Here we enumerate the extreme points of $\mathcal{X}_i$ as $x_i^1, ..., x_i^{|E_i|}$, which suffices to represent $x_i$ since it is bounded; otherwise we need extreme rays. The following result is due to [4] but actually from [1] with a specialization to produce the $\rho_i$ (see previous two notes.)

For any $i$,

$$\rho_i = \max_{x_i \in \mathcal{X}_i} ~ f_i(x_i) - \min_{x_i \in \mathcal{X}_i} ~ f_i(x_i) < \infty.$$

assume that for any $x_i \in \mathrm{conv}(\mathcal{X}_i)$, there exists $x_i' \in \mathcal{X}_i$ such that,

$$A_i x_i' \le A_i x_i.$$

Then, the Lagrangian dual bound satisfies,

$$z^\ast - d^\ast \le {\color{#BE5845}{m}} \max_{i \in [I]} \rho_i.$$

Hence, if $z^\ast = \Omega(|I|)$, and all $\rho_i \le \Theta(1)$, we have,

$$\tfrac{z^\ast - d^\ast}{z^\ast} \le \mathcal{O}({\color{#BE5845}{m}} |I|^{-1}).$$

This means, as we increase the number of blocks, the gap between $z^\ast$ and $d^\ast$ is decreasing. The problem is, this result is nonconstructive: it does not provide a procedure to compute $x_i'$ that is feasible to the original problem.
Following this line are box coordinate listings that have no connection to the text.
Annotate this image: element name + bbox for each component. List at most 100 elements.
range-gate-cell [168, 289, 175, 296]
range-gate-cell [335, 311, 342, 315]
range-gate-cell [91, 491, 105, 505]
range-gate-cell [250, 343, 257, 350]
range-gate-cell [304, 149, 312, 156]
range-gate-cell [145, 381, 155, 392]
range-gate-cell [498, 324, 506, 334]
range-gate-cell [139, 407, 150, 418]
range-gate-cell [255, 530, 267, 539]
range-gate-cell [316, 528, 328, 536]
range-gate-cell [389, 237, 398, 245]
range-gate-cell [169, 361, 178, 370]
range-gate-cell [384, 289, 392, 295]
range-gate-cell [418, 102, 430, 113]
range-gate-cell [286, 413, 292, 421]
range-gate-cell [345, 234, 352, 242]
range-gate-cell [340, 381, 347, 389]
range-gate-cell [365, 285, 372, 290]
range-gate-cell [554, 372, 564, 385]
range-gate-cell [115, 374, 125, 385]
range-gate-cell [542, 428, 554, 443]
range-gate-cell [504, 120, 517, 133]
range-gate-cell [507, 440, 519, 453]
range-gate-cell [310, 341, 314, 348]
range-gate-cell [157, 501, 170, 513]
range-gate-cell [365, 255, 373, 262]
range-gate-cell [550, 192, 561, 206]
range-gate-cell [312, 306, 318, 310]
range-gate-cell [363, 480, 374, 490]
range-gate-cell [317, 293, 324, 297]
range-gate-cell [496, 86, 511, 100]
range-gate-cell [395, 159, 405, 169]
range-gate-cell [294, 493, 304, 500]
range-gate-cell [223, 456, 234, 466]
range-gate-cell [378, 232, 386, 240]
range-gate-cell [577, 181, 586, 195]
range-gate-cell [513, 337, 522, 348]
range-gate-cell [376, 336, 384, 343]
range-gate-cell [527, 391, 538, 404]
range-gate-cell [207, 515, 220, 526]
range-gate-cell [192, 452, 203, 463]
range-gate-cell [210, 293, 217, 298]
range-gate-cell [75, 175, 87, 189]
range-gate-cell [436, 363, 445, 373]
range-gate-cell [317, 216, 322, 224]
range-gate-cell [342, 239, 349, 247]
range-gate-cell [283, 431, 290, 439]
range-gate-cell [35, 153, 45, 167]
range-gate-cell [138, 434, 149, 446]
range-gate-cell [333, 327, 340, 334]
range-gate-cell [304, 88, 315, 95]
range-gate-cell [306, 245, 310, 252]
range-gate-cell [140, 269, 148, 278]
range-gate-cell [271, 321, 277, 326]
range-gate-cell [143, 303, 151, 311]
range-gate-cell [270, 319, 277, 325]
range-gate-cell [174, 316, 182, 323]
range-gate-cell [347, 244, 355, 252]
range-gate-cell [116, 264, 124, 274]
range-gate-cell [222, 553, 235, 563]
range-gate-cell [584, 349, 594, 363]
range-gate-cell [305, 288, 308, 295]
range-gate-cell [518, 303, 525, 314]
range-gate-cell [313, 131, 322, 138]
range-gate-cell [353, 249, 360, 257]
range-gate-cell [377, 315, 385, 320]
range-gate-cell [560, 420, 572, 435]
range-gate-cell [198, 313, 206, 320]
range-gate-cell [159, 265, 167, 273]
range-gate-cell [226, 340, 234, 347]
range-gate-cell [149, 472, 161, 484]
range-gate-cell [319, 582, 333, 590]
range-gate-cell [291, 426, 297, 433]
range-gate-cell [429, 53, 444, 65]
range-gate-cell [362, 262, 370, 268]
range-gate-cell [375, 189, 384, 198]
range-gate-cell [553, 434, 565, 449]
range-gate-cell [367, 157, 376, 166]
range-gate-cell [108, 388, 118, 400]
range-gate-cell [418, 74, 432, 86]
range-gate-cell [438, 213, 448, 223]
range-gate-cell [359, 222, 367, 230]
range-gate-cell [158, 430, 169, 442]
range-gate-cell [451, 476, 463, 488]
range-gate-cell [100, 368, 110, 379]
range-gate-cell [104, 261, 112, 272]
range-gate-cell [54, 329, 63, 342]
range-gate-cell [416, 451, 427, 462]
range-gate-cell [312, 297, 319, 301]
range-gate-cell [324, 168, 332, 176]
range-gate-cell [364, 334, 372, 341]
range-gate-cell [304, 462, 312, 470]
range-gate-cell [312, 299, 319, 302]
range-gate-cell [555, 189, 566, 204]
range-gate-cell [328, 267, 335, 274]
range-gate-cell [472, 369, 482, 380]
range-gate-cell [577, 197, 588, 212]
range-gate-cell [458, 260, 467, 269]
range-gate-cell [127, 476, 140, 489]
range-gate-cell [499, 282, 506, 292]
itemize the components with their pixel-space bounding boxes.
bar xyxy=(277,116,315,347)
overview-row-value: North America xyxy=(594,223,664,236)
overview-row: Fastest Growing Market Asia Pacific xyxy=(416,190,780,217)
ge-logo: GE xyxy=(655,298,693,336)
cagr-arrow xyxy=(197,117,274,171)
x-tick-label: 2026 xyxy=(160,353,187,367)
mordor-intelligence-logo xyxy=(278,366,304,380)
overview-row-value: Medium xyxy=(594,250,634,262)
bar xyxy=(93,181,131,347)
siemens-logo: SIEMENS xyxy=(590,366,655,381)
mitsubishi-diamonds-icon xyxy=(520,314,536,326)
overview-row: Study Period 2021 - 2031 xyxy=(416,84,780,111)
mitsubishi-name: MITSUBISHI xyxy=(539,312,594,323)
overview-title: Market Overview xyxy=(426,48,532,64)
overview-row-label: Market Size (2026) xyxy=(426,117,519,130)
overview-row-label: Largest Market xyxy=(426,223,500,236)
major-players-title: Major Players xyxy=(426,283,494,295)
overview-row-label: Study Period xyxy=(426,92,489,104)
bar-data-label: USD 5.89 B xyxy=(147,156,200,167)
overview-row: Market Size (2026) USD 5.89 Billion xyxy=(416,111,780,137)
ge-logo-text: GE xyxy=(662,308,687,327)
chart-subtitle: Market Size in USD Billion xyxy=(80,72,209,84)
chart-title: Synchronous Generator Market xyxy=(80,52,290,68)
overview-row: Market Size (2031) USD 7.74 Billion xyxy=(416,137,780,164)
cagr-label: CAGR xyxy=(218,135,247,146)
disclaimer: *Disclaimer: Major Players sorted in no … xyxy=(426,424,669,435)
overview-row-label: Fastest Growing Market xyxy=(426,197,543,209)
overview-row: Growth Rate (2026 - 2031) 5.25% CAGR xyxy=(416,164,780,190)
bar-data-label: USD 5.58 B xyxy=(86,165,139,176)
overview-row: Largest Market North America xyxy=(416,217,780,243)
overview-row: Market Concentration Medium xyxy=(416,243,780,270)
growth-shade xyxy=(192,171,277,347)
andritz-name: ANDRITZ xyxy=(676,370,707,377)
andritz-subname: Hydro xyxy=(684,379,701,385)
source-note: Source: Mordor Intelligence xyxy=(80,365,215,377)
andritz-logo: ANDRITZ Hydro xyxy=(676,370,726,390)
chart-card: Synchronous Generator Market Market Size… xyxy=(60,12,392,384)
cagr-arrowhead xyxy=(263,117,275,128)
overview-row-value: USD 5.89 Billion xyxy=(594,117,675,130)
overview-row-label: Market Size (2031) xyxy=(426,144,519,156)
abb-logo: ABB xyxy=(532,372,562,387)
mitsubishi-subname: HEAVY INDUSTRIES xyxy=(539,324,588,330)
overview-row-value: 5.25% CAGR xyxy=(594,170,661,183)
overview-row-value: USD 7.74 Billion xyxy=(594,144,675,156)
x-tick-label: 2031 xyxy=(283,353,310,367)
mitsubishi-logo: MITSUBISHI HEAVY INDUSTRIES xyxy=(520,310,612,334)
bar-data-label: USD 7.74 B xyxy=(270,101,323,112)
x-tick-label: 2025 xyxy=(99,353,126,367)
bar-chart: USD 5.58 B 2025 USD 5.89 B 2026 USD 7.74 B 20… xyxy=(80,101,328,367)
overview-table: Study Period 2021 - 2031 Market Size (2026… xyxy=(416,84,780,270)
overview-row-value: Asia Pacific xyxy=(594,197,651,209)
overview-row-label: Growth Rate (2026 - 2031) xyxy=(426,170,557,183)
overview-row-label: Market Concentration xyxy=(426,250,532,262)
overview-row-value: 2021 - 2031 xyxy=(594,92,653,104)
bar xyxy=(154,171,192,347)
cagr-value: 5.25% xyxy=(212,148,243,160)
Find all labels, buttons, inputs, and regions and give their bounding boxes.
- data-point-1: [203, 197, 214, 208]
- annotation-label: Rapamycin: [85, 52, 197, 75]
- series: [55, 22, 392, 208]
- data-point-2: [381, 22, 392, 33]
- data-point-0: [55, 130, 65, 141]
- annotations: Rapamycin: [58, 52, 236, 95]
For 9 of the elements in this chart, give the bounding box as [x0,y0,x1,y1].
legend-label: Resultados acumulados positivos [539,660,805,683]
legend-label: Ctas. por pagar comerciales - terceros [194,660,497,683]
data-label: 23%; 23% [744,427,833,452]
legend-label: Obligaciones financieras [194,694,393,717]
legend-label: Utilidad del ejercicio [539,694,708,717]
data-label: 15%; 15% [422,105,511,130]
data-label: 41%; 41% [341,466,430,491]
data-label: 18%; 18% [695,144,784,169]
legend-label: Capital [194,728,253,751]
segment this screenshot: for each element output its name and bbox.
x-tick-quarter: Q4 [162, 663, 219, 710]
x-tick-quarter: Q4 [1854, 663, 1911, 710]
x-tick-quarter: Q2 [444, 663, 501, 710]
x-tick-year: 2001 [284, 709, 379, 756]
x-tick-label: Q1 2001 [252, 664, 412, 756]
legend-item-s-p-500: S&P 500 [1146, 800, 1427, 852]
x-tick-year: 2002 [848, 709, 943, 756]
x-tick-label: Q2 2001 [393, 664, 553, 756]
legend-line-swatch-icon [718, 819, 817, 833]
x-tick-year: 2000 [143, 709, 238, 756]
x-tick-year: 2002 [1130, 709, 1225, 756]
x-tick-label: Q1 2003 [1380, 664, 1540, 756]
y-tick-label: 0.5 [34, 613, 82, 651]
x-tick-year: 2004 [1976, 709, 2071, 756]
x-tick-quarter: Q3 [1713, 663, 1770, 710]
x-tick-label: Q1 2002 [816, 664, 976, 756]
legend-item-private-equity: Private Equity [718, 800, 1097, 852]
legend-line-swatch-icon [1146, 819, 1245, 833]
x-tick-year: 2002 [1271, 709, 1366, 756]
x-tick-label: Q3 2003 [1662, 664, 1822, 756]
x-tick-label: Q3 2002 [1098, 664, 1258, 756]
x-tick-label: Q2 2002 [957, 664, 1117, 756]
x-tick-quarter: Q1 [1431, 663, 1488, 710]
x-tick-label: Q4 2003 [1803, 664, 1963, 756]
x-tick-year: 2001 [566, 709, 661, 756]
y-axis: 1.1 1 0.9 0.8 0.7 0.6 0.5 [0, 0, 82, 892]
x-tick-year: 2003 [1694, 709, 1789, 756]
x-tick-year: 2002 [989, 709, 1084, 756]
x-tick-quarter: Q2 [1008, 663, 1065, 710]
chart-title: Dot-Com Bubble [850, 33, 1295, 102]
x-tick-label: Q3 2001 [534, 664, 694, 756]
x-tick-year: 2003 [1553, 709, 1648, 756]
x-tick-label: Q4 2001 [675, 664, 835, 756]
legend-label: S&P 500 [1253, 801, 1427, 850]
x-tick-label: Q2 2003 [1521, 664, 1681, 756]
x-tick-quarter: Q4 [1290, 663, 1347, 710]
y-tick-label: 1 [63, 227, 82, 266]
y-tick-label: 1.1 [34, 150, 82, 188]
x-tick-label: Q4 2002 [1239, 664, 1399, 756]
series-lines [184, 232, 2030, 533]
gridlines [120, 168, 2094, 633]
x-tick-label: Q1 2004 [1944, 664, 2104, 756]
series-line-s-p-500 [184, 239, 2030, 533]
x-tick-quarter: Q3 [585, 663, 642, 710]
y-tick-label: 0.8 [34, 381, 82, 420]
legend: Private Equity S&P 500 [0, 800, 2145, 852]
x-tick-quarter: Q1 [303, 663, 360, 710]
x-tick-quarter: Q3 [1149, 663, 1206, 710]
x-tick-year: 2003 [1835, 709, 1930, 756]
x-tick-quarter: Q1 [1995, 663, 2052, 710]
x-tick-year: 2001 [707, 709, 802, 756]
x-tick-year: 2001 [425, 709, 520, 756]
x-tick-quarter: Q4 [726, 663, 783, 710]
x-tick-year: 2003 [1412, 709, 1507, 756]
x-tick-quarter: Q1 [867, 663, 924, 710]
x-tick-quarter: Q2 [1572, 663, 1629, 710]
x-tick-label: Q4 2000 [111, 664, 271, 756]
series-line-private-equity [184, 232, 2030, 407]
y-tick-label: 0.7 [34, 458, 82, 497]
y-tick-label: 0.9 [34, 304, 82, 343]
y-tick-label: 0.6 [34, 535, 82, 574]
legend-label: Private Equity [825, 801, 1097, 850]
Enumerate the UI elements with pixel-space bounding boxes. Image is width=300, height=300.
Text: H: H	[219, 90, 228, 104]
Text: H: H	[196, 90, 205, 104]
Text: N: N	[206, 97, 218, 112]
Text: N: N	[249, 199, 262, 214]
There is an interesting way to fix this in [4]. First, lower the resource vector

$$\exists \gamma \in \mathbb{R}_+^m, \qquad \bar b = b - \gamma.$$

Then, one can solve the Lagrangian dual problem with $\bar b$, collect all $x_{\bar b}(\lambda(\bar b))$. It is shown to be feasible to the original problem. The strength of this approach is guaranteed by an argument as follows.

$$\tfrac{z^\ast(\bar b) - z^\ast}{z^\ast} \le (m + {\color{#BE5845}{\mathcal{O}(\|\gamma\|_\infty)}}) \cdot {\color{#BE5845}{|I|^{-1}}} \cdot \max_{i \in [I]} \rho_i.$$

The gap of such a heuristic is diminishing as the number of blocks increases.

References
  1. [1] Aubin, J.P., Ekeland, I.: Estimates of the duality gap in nonconvex optimization. Mathematics of Operations Research, 1(3), 225–245 (1976).
  2. [2] Bertsekas, D.P.: Necessary and sufficient conditions for a penalty method to be exact. Mathematical Programming, 9(1), 87–99 (1975).
  3. [3] Feizollahi, M.J., Ahmed, S., Sun, A.: Exact augmented Lagrangian duality for mixed integer linear programming. Mathematical Programming, 161(1-2), 365–387 (2017).
  4. [4] Vujanic, R., Mohajerin Esfahani, P., Goulart, P.J., Mariéthoz, S., Morari, M.: A decomposition method for large scale MILPs, with performance guarantees and a power system application. Automatica, 67, 144–156 (2016).
  5. [5] Wang, R., Zhang, C., Pu, S., Gao, J., Wen, Z.: A customized augmented Lagrangian method for block-structured integer programming. IEEE Transactions on Pattern Analysis and Machine Intelligence, 46(12), 9439–9455 (2024).